Beyond symbolism

The city of Durango’s electronics recycling event was held June 14 and 15. Exact numbers are not in yet, but by the look of it the two-day event was another huge success.

Beyond that, it demonstrated something applicable to other discussions: Residents of Southwest Colorado are ready – even eager – to support recycling and environmental efforts that offer workable solutions to recognizable problems. And if that stands in contrast to the push-back the city encountered with the proposed plastic bag ban, perhaps there is a reason.

With a kitchen scale, and a little help checking the count, one pound of plastic City Market grocery bags works out to about 75 individual bags. The qualifier “about” is crucial to that sentence, but the number is telling nonetheless.

The city began collecting electronics for recycling with a single two-day event in 2004. It doubled that the next year and since then has held two-day collections spring and fall.

That is changing this year, and this month’s will be the last such two-day affair. Beginning on Aug. 3 the city will accept electronic equipment for recycling every Saturday from 8 a.m. to 6 p.m. at its recycling center.

In part, that change reflects the fact that as of July 1 it will be illegal in Colorado to dispose of electronic equipment in a landfill. That was part of the Electronic Recycling Jobs Act enacted last year with state Sen. Ellen Roberts, R-Durango, among its sponsors.

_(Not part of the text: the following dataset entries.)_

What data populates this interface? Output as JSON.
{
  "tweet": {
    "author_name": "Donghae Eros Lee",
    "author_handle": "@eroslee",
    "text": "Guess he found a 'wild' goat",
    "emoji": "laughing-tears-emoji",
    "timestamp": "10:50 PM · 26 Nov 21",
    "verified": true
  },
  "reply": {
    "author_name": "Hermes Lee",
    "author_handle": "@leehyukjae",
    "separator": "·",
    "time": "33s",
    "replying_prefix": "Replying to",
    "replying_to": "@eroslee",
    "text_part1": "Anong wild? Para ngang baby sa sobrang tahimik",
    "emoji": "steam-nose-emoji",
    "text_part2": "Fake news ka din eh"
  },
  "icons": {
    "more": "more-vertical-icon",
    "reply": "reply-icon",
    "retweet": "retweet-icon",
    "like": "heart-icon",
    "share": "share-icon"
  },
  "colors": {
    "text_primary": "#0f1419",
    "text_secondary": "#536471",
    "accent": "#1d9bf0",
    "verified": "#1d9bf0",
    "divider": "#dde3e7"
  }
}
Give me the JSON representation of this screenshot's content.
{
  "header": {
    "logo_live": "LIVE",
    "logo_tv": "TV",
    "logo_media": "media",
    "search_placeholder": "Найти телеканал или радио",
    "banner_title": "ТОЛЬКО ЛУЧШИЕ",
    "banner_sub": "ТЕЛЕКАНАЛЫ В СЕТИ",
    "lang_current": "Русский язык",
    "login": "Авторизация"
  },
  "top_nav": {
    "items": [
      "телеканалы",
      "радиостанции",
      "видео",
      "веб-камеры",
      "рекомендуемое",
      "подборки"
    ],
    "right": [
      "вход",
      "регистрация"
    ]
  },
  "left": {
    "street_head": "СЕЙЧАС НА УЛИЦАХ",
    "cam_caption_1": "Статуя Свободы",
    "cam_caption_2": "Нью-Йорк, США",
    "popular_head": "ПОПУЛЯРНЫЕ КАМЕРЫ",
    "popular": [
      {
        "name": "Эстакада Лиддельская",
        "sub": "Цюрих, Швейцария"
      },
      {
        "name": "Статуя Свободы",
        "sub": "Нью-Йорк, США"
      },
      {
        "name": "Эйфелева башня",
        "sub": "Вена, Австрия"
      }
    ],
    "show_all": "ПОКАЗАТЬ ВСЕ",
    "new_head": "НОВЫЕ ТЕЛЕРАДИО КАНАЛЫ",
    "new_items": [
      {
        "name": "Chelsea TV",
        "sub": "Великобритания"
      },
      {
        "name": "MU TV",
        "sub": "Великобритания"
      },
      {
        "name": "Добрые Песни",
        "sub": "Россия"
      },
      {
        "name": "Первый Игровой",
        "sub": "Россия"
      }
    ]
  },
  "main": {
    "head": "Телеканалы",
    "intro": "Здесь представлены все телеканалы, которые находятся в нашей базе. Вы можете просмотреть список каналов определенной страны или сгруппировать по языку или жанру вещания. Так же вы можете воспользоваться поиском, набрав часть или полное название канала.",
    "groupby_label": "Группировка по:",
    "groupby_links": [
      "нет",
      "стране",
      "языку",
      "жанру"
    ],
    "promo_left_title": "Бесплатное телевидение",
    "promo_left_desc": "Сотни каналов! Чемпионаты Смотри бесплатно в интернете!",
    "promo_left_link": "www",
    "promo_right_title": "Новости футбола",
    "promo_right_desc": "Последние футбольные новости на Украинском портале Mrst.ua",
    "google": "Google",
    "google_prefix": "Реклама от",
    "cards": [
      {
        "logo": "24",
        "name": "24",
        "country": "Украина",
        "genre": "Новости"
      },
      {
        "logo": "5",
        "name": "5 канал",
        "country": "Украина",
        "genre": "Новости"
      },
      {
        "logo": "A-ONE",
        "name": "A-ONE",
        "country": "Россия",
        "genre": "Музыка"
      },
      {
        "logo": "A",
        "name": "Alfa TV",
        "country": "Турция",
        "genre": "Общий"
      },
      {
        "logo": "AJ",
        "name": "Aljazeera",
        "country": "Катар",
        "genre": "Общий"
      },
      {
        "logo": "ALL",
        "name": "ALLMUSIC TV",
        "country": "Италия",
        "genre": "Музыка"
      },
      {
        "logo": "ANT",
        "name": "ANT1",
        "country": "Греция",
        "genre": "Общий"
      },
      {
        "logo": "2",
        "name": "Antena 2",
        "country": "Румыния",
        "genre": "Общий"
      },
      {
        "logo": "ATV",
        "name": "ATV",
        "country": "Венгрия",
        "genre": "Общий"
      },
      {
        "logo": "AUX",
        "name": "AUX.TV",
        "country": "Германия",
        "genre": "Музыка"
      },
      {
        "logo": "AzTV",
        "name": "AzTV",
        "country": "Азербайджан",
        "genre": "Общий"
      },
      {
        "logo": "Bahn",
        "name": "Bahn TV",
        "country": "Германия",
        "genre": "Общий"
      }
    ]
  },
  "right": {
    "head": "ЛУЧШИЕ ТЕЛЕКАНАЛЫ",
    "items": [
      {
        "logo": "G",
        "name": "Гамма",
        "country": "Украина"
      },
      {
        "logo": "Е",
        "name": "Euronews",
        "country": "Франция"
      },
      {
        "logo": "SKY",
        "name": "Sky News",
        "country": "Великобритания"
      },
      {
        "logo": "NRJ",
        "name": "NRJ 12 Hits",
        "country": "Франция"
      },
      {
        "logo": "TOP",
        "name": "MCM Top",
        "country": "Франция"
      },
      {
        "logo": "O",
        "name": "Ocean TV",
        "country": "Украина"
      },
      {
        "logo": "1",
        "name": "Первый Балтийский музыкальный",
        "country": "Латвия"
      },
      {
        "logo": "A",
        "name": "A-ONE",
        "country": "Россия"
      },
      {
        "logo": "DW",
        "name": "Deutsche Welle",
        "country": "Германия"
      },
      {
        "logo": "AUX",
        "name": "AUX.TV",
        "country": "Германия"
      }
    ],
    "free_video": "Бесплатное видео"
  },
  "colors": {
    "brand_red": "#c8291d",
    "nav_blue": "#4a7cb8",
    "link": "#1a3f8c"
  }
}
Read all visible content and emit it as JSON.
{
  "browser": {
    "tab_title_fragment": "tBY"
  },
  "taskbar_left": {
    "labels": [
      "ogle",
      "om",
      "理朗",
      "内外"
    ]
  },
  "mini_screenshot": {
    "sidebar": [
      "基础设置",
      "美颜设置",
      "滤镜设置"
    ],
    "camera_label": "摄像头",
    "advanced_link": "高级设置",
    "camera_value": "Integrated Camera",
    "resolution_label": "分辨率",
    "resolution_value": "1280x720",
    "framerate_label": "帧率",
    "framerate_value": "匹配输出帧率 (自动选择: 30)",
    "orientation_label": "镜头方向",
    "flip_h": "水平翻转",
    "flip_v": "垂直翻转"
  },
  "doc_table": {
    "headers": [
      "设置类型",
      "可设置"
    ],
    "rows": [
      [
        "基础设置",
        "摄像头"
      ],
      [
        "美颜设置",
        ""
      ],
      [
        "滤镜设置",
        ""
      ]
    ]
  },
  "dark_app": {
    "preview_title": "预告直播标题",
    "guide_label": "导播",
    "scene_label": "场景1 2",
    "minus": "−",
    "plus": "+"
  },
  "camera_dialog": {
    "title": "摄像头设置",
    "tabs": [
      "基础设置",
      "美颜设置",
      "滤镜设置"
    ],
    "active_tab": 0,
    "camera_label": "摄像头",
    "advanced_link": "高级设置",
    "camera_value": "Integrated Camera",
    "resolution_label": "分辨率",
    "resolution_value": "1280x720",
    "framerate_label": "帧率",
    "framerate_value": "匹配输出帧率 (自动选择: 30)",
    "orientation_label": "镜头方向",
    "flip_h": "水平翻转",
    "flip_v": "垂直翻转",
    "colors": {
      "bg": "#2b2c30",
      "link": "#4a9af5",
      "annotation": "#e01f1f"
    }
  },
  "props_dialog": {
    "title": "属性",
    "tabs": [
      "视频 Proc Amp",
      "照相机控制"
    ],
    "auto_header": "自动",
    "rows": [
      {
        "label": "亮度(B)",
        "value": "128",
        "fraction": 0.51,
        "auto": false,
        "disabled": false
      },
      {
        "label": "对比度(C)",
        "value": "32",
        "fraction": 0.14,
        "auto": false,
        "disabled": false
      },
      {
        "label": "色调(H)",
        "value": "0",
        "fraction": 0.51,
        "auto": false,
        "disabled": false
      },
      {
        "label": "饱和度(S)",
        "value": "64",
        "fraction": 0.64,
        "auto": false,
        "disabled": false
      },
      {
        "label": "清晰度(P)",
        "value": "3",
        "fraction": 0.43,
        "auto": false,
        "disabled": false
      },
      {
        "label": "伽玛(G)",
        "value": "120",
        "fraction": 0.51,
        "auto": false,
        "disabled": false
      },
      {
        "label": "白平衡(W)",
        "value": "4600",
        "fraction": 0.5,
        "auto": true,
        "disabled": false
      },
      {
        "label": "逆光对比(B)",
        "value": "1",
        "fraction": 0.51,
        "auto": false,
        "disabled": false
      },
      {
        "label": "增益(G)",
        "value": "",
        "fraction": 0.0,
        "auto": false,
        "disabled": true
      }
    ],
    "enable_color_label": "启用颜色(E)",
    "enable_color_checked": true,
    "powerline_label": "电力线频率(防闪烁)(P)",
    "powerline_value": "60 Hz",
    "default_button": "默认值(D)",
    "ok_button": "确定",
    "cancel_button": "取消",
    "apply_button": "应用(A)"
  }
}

But the need for ongoing recycling also demonstrates its popularity. For one thing, recycling electronics is not as easy as wheeling the blue can to the curb. Residents have to take stuff to the recycling site, which has been the La Plata County Fairgrounds in recent years, and then pay the city to accept it.

The fee ranges from $1 for a keyboard or mouse to $25 for a large television.

Yet the program keeps growing. People are that eager to do the right thing.

As well they should be. The material collected by the city is recycled by Natural Evolution, Inc. of Tulsa, Okla.

Its website points to a National Safety Council study that predicts more than 300 million personal computers will be disposed of over the next four years.

And, it says, the Environmental Protection Agency estimates that today 80 percent of discarded computers end up in landfills. Given that Natural Evolution says computer equipment is as much as 6.3 percent lead, that constitutes hazardous waste.

If Durango’s collection event is any indication of the support there is for recycling electronic, Natural Evolution should be busy. People come from as far as Pagosa Springs and Dolores to recycle electronics.

With the two recycling events held in 2012, the city collected a total of more than 188,000 pounds of electronics or 94 tons. In the second of its two events the city’s haul included 550 computer monitors and 425 televisions, among other things.

Last year’s tonnage was a record, but not by much.

In 2009, it took in more than 173,000 pounds. And in the nine years the city has collected electronics, not including last week’s event, the city has taken in 1.12 million pounds of recyclable material.

Not only is that an admirable record and irrefutable evidence of a successful program, it is also something of a gauge.

This is what a winning environmental effort looks like. It is popular, serves multiple purposes and demonstrably accomplishes good work.

It also offers a bit of perspective.

To equal the weight of the largely toxic material this program has recycled over the years would require more than 84 million plastic grocery bags.